I like your novel approach of using wc -l to read the number of lines, but that might not work on windows or other operating systems.

I just open the file, and count the number of lines until it hits EOF (end of file). It works everywhere.

You are completely right. It will not work in Windows.

This is from my own library, and as long as I only use linux, it works for me. I guess there are similar choices for Windows, but I am not aware of them at the moment

One can install GNU coreutils on a Windows PC and have access to wc and other Unix commands.

1 Like

@Beliavsky I did not know this. Very good

I deleted my post while editing them. The piece of code is this

  integer function unix_number_of_lines(filecheck)
    implicit none

    integer :: uu
    character(len=char_max_length), intent(in) :: filecheck
    character(len=char_max_length) :: fifofile='/tmp/tov_fifo'

    logical :: exi

    inquire (exist=exi,file=fifofile)
    if (.not.exi) call execute_command_line("mkfifo "//TRIM(fifofile))
    call execute_command_line("wc -l "//TRIM(filecheck)//" | cut -f1 -d' '>"//TRIM(fifofile)//"&")
    open (newunit=uu,file=TRIM(fifofile),action='read')
    read(uu,*) unix_number_of_lines ; close(uu)

  end function unix_number_of_lines

The general strategy can be same as the one of C++ vectors, i.e. iteratively doubling the size when needed:

allocate( a(1000) ) ! or whichever appropriate initial size
i = 0
   if (end_of_data_source()) exit
   i = i+1
   if (i > size(a)) then
      allocate( tmp(2*size(a)) )
      tmp(1:size(a)) = a(:)
      call mv_alloc(tmp,a)
   end if
   a(i) = ... ! fill the ith element
end do
a = a(1:i)   ! reallocation on assignment

There is another situation that applies mostly to counting characters within files rather than integer or real values. There is now a size= keyword argument in the inquire() statement. This queries the filesystem to get its value rather than actually counting the characters, so it may not be exactly what the programmer needs (e.g. it counts newline characters in formatted files, and embedded record length data in unformatted files), but it requires almost no effort to get the number. You can also extract the exact array length from the file size when you have a fixed-record-length file full of characters or fixed-width integer or real values, so there are actually a lot of situations where this approach is useful.

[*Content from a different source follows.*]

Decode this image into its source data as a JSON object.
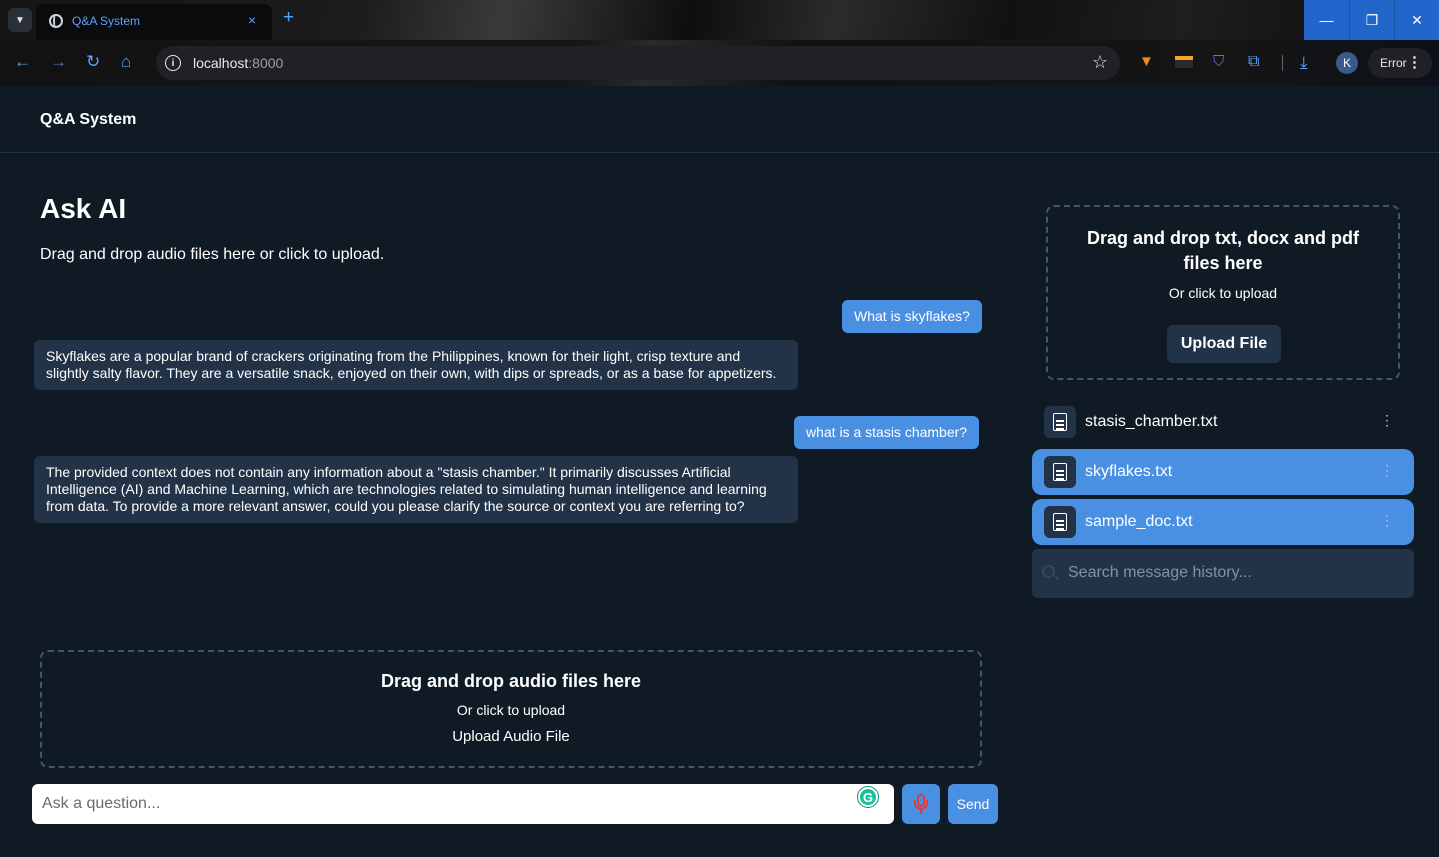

I would say that this is also a simple solution, no more complicated than the others in the list. The downside is that there may be a large number of allocations required. If you allocate each value individually, then the number of allocations would be the array length. As you say, you can also allocate in buffer-sized batches (either fixed-length, or variable-length), and that does reduce the number of allocations at the expense of a little more logic. I have found in many cases the overhead depends more on the number of allocations rather than the amount of data that is allocated; that is, the cost for allocating a scalar entity is the same as allocation of a small array. If this logic were built into the i/o library as part of the fortran standard (i.e. READ into an unallocated array), then it would almost certainly be the method of choice for this task.

This should indeed be equivalent to std::vector (as long as mv_alloc is free) except the last line a = a(1:i), which is one extra copy. Is there a way to avoid it?